What I mean is, very, very soon — I say no later than the beginning of the 2020 presidential campaign in early 2020 — there is going to be a fundamental shift in how people interact with online content. The switch over is going to suck massively for consumers used to — essentially — getting a lot of stuff for free, but as the Net matures, it’s all but inevitable at this point.

What’s going to happen is, because of the end of Net neutrality, essentially, the old concept of content aggregation found in online services such as AOL and Yahoo will come back. So, the missing link of the business plan of online media will finally arrive: how to actually make money.

So, when you’re stressing out about how Trump is going to win re-election in 2020, you’ll probably read that information via a portal of some sort that gives you a wide swath of content for $24.95 in the context of whatever Net access plan you might have figured out you want. Hence, there might be a Netflix and Chill bundle for some ridiculous amount, but as part of that for the low-low price of $24.95, you get free access to a wide-swath of video options in addition to Netflix, such as CNN, MSNBC & YouTube.
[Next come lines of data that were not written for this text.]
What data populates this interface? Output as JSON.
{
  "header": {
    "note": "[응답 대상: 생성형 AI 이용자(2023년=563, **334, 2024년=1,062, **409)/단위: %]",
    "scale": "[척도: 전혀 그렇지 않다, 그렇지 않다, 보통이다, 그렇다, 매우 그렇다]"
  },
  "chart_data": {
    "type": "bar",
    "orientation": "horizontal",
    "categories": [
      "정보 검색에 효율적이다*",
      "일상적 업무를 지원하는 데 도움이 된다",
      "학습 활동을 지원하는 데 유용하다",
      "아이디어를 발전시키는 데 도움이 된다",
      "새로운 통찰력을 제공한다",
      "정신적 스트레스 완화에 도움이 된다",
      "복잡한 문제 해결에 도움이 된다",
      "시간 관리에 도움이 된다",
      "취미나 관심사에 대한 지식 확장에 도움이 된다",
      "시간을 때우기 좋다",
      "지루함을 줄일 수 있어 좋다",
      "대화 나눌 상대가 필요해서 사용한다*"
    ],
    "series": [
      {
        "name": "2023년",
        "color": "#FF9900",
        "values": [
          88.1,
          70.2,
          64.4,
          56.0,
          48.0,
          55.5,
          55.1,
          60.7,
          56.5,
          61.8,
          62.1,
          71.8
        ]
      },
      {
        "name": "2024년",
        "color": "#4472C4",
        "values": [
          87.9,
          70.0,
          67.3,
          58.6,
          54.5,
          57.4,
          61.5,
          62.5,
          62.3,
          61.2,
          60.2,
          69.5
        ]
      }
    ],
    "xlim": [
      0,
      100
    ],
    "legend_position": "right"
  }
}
Or, put another way, it seems pretty obvious to me that the major Internet companies like Google, Netflix, Facebook and Twitter (and maybe even Amazon) will have a vested interest in subsidizing people’s access to content with the major broadband ISPs. That, in essence, is how consumers will be able to do the same stuff they do for free now, just they’re going to have to pay some for a wide-selection of content.

The endgame of all of this, is, of course, everyone makes a lot of money. Consumers get milked dry — there may even be some regulation (after the Republicans all commit mass suicide, of course ). The point is, we’re in later stages of one of the epoch of the Internet and once we lurch into a new one, the change will likely be rather dramatic.
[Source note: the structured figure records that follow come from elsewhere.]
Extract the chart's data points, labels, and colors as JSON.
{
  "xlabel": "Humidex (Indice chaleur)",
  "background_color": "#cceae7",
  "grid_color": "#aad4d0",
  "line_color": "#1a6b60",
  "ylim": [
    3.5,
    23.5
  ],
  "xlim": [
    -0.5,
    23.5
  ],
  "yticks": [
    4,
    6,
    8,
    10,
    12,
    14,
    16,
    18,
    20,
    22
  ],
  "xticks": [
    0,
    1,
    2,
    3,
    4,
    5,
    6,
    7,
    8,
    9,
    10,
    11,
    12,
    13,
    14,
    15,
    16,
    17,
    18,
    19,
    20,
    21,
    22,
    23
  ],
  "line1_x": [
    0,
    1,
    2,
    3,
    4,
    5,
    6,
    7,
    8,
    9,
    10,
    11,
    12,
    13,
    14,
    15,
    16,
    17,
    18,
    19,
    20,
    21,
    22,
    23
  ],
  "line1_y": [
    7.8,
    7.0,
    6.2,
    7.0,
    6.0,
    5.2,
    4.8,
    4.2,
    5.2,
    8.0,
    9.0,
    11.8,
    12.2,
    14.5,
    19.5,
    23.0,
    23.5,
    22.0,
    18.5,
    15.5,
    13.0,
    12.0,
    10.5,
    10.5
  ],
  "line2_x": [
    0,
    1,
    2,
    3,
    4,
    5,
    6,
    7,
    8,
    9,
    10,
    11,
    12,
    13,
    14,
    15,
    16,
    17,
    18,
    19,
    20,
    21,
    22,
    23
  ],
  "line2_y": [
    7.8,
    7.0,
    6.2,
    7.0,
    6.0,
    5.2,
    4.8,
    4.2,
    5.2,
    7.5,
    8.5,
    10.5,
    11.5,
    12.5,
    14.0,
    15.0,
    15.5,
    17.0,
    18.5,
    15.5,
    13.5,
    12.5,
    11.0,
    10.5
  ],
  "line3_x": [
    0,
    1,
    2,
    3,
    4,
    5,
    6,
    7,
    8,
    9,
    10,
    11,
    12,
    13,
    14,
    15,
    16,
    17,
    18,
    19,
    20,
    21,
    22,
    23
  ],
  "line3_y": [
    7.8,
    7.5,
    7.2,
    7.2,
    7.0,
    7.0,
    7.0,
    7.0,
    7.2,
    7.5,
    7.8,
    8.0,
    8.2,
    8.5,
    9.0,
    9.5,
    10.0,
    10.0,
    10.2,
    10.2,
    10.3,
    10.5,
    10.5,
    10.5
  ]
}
One issue I honestly don’t know the answer to is what happens to content providers in general. Once all content of note behind a paywall, does that spell the final death knell of newspapers, or do they rebound? That’s a real tricky question. One scenario is newspaper Websites get into any number of $24.95 monthly bundles and or do they just fade away because people will only be willing to subscribe to The New York Times or The Washington Post? That’s a real quandary. I keep expecting someone to come out with an uber for newspapers, but it hasn’t happened yet.

My best guess is sometime between now and 2020, but anything could happen. We’ll see.

Of course, by 2024, all of this is moot because of VR/AR (MX). The whole thing gets reset as MX companies struggle to get people to actually use the services. And that doesn’t even begin to address how, like, uh, you would interact with a MX newspaper in the first place.

The upside of all of this is online content providers will FINALLY start to make something akin to the money they used to in the print era, even though in a dramatically different context.